The last session that I attended was from Stibo Systems itself, its Chief Product Officer Nede Nia and Product Innovation Director Jesper Grode discussing generative AI. Stibo Systems already use machine learning in their product but generative AI is a newer field. One application is the use of AI in customer service to provide a more personalised chatbot experience, based on a large language model that has been trained on Stibo Systems customer experience data. Stibo Systems are also looking at using the Microsoft CoPilot initiative to improve productivity in programming. They have also established a dedicated research team to investigate brand new AI possibilities beyond these applications.
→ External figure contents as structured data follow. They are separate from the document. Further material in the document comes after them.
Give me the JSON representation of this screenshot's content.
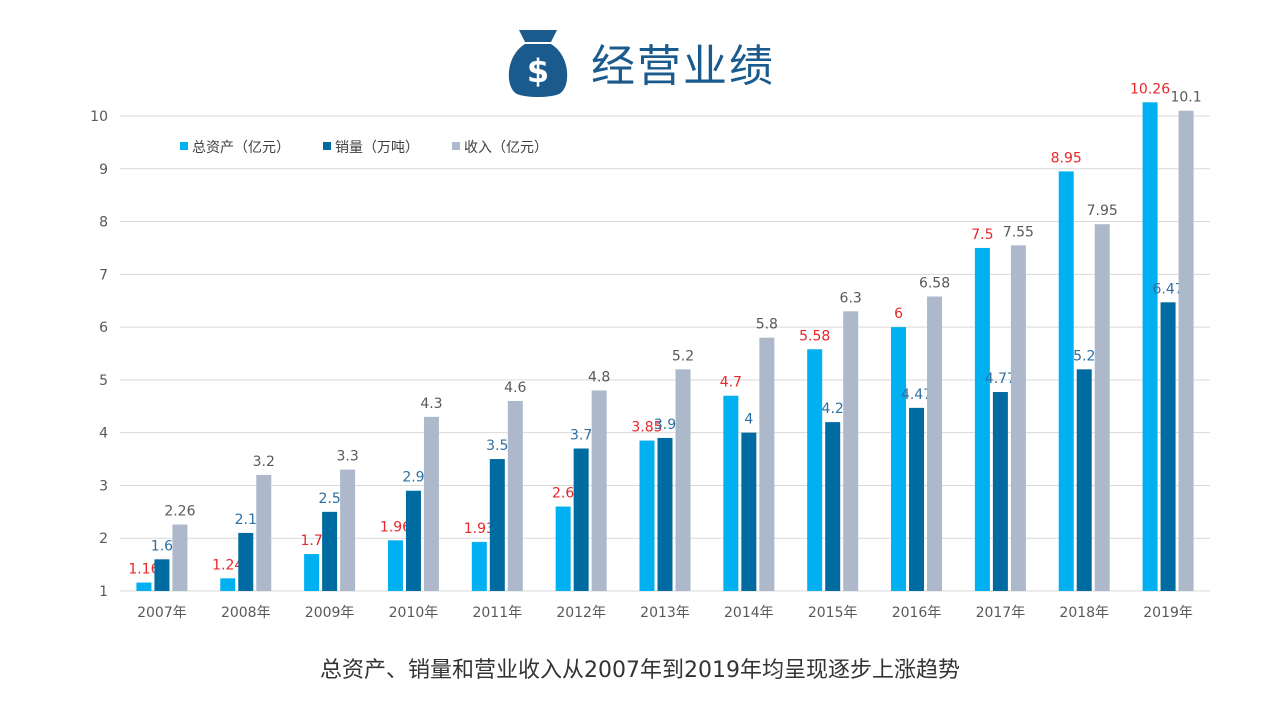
{
  "page": {
    "title": "经营业绩",
    "subtitle": "总资产、销量和营业收入从2007年到2019年均呈现逐步上涨趋势"
  },
  "chart_data": {
    "type": "bar",
    "categories": [
      "2007年",
      "2008年",
      "2009年",
      "2010年",
      "2011年",
      "2012年",
      "2013年",
      "2014年",
      "2015年",
      "2016年",
      "2017年",
      "2018年",
      "2019年"
    ],
    "series": [
      {
        "name": "总资产（亿元）",
        "color": "#00b0f0",
        "label_color": "#e8262a",
        "values": [
          1.16,
          1.24,
          1.7,
          1.96,
          1.93,
          2.6,
          3.85,
          4.7,
          5.58,
          6,
          7.5,
          8.95,
          10.26
        ]
      },
      {
        "name": "销量（万吨）",
        "color": "#006ba1",
        "label_color": "#2e6fa3",
        "values": [
          1.6,
          2.1,
          2.5,
          2.9,
          3.5,
          3.7,
          3.9,
          4,
          4.2,
          4.47,
          4.77,
          5.2,
          6.47
        ]
      },
      {
        "name": "收入（亿元）",
        "color": "#adb9ca",
        "label_color": "#595959",
        "values": [
          2.26,
          3.2,
          3.3,
          4.3,
          4.6,
          4.8,
          5.2,
          5.8,
          6.3,
          6.58,
          7.55,
          7.95,
          10.1
        ]
      }
    ],
    "ylim": [
      1,
      10
    ],
    "yticks": [
      "1",
      "2",
      "3",
      "4",
      "5",
      "6",
      "7",
      "8",
      "9",
      "10"
    ],
    "grid": true,
    "legend": "top-left",
    "title": "",
    "xlabel": "",
    "ylabel": ""
  },
  "icons": {
    "header_icon": "money-bag-icon"
  },
  "colors": {
    "title": "#1a5a8c",
    "grid": "#d9d9d9",
    "axis_text": "#595959"
  }
}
One example is generating product descriptions from the master data hub attributes. One key to success in using AI is careful prompt engineering, and there is still a need for human interaction and review. A demonstration was given of a generated product description of, to take an example, a bottle of mineral water. A generic request generates a quite generic response from the AI. However, a much more precise prompt generated a much more specific product description. Not surprising perhaps, but it shows the need for very detailed prompts. Stibo Systems have built a prompt engineering prototype tool that enables a user to build a prompt using a template that helps you build a more precise prompt, for example giving various pick lists of elements to help ensure that you give enough detail. This contains various prebuilt examples to help you. There is a trade-off between productivity and quality, as human review will improve quality but of course takes time. You can ask the AI to explain its reasoning and provide references where appropriate, which will help a human domain to review machine generated material. Customers need to be aware of privacy issues in using public AI, and to consider whether their data is or high enough quality to train an AI model. AI is not always the answer to every question!
Overall, the event was very well organised and was of a manageable size. There was a large contingent of customers, who seemed highly engaged with Stibo Systems and its product journey.